Um francês que já fugiu de uma prisão no Brasil pela porta da frente, o ladrão de obras de arte Michel Cohen – “especialista” em Picasso, Monet e Dalí –, pode estar por trás do roubo na Chácara do Céu. A Interpol suspeita que Cohen, foragido desde 2003, seja o principal intermediário de grandes colecionadores do mercado negro de artes interessados em obras no Brasil. Blefe ou não, um site bielo-russo especializado em leilões virtuais, o Mastak, ofereceu uma das obras desaparecidas, o Jardim de Luxemburgo, por US$ 13 milhões, mas logo depois tirou a “oferta” do ar. Vender na internet revela um certo amadorismo.

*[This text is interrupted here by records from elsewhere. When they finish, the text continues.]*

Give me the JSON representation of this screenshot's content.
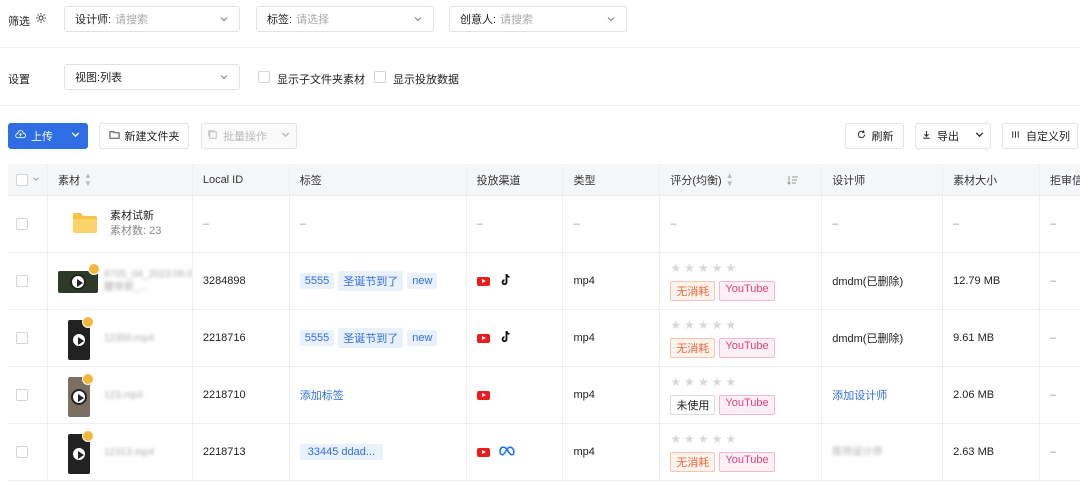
{
  "filter": {
    "label": "筛选",
    "designer": {
      "key": "设计师:",
      "placeholder": "请搜索"
    },
    "tags": {
      "key": "标签:",
      "placeholder": "请选择"
    },
    "creator": {
      "key": "创意人:",
      "placeholder": "请搜索"
    }
  },
  "settings": {
    "label": "设置",
    "view": {
      "key": "视图:",
      "value": "列表"
    },
    "show_subfolder": "显示子文件夹素材",
    "show_delivery": "显示投放数据"
  },
  "toolbar": {
    "upload": "上传",
    "new_folder": "新建文件夹",
    "batch": "批量操作",
    "refresh": "刷新",
    "export": "导出",
    "custom_columns": "自定义列"
  },
  "table": {
    "headers": [
      "素材",
      "Local ID",
      "标签",
      "投放渠道",
      "类型",
      "评分(均衡)",
      "设计师",
      "素材大小",
      "拒审信"
    ],
    "folder_row": {
      "name": "素材试新",
      "count": "素材数: 23",
      "dash": "–"
    },
    "rows": [
      {
        "filename": "8705_04_2023.06.02_腰背新_...",
        "local_id": "3284898",
        "tags": [
          "5555",
          "圣诞节到了",
          "new"
        ],
        "channels": [
          "youtube",
          "tiktok"
        ],
        "type": "mp4",
        "status": "无消耗",
        "channel_pill": "YouTube",
        "designer": "dmdm(已删除)",
        "size": "12.79 MB",
        "reject": "–"
      },
      {
        "filename": "12350.mp4",
        "local_id": "2218716",
        "tags": [
          "5555",
          "圣诞节到了",
          "new"
        ],
        "channels": [
          "youtube",
          "tiktok"
        ],
        "type": "mp4",
        "status": "无消耗",
        "channel_pill": "YouTube",
        "designer": "dmdm(已删除)",
        "size": "9.61 MB",
        "reject": "–"
      },
      {
        "filename": "123.mp4",
        "local_id": "2218710",
        "tag_link": "添加标签",
        "channels": [
          "youtube"
        ],
        "type": "mp4",
        "status": "未使用",
        "channel_pill": "YouTube",
        "designer_link": "添加设计师",
        "size": "2.06 MB",
        "reject": "–"
      },
      {
        "filename": "12313.mp4",
        "local_id": "2218713",
        "tags": [
          "33445 ddad..."
        ],
        "channels": [
          "youtube",
          "meta"
        ],
        "type": "mp4",
        "status": "无消耗",
        "channel_pill": "YouTube",
        "designer_blur": "陈师设计师",
        "size": "2.63 MB",
        "reject": "–"
      }
    ]
  },
  "colors": {
    "primary": "#2f6de5",
    "tag_bg": "#e9f1fd",
    "status_orange": "#f06a3b",
    "youtube_pill": "#e0417c",
    "folder": "#f6c343"
  }
}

Se o esquema por trás desses crimes parece extraído do roteiro de um filme, o
roubo nos museus cariocas não tem nada de cinematográfico. Um deles chegou a rasgar um Picasso na fuga e as molduras dos quadros foram encontradas queimadas no Morro dos Prazeres. Outra má notícia é o uso de violência, antes rara. No primeiro roubo, o da Chácara do Céu, os quatro bandidos ameaçaram seguranças e turistas com uma granada. No segundo, o serviço coube a dois homens com pistolas. Preso, até agora, só Paulo Gessé Ferreira, motorista da Kombi usada em Santa Tereza. Ele jura que era refém. O problema não é pequeno. Levantamento do Ministério da Cultura contabiliza o desaparecimento, de um ano para cá, de 1.200 obras, entre quadros, material sacro, gravuras raras e moedas valiosas. O País tem dois mil museus, sem contar monumentos públicos e igrejas. “Essas instalações viraram supermercados de colecionadores particulares”, define a autora do pedido de criação da CPI do Roubo e Comércio de Bens Culturais, deputada Alice Portugal (PCdoB-BA).